In 1935 the troops of Benito Mussolini’s sinister-clownish Roman Empire II invaded Ethiopia, in large part out of spite for Italy’s embarrassing defeat there 40 years earlier.
Initially largely uncontested — thanks both to Emperor Haile Selassie’s desperate faith in international brotherhood and to a hearty dose of Quislingism from his leading nobles — when ‘war’ eventually did break out it was so one-sided that Ethiopian women were gathering spent bullet casings for reuse while Italian planes (the older Ethiopians believing these were dragons) dropped poison gas on them. Selassie, meanwhile, fled to England.
The case is made that women are by nature so inured to horror that war is just something they take in their stride
The conflict inevitably degenerated into guerrilla tactics on the one side and terrible reprisals on the other. Step forward Ettore Navarra in Maaza Mengiste’s novel, ‘an earnest young Venetian who has come into [the] army with a camera’, and whose colonel now instructs him to document the founding of this new Etiopia italiana. (Stand by for ‘shooting’ tropes.)
Step forward also Hirut, a highland servant girl, and other women from all levels of Ethiopian society, who reject their traditional wartime roles as nurses and corpse-buriers, and together manufacture the illusion — ‘shadow king’ — that the emperor has not abandoned his people and his country after all.

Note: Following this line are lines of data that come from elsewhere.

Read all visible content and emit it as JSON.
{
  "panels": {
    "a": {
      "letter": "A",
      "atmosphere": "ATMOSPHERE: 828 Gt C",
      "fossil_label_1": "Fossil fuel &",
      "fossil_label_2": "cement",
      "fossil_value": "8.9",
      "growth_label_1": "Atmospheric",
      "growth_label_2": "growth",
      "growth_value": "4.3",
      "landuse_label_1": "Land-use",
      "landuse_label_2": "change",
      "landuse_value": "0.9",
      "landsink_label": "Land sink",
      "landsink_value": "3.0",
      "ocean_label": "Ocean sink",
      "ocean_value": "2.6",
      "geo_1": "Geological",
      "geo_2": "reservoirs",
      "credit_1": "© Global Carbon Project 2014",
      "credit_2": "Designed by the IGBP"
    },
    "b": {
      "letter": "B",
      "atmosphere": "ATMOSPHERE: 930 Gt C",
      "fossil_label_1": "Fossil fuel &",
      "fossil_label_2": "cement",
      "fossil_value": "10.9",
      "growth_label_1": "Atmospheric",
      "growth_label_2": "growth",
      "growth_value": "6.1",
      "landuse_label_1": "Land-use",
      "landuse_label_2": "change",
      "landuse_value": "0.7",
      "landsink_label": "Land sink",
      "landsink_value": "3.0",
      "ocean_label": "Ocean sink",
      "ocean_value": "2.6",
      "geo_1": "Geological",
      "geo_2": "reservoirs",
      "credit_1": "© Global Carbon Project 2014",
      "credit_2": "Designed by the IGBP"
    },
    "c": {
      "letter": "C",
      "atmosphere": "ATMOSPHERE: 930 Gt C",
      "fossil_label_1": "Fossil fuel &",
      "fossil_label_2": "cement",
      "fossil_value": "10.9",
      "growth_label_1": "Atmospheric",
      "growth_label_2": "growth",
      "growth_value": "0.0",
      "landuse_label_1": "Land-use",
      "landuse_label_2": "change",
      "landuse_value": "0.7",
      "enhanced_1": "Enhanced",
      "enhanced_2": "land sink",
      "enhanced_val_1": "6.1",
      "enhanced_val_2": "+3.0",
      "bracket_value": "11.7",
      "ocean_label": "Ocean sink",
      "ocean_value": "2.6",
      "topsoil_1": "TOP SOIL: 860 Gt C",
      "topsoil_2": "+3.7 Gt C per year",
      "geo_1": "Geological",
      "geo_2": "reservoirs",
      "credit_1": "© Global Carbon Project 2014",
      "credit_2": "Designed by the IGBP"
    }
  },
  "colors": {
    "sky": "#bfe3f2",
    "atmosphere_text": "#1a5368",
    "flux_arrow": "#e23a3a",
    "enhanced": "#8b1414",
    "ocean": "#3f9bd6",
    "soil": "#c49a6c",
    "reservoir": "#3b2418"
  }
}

This being the story of an unremembered war, bedecked with referential trimmings of Old Testament, Homeric myth and Verdian opera, and book-ended by Victorian and Cold War military contexts, I had expected to enjoy The Shadow King a lot more. Alas, although it hardly frames itself as Abyssinian Andy McNab, this tale of ‘what it means to be a woman at war’ is overwhelmingly more about the former than the latter.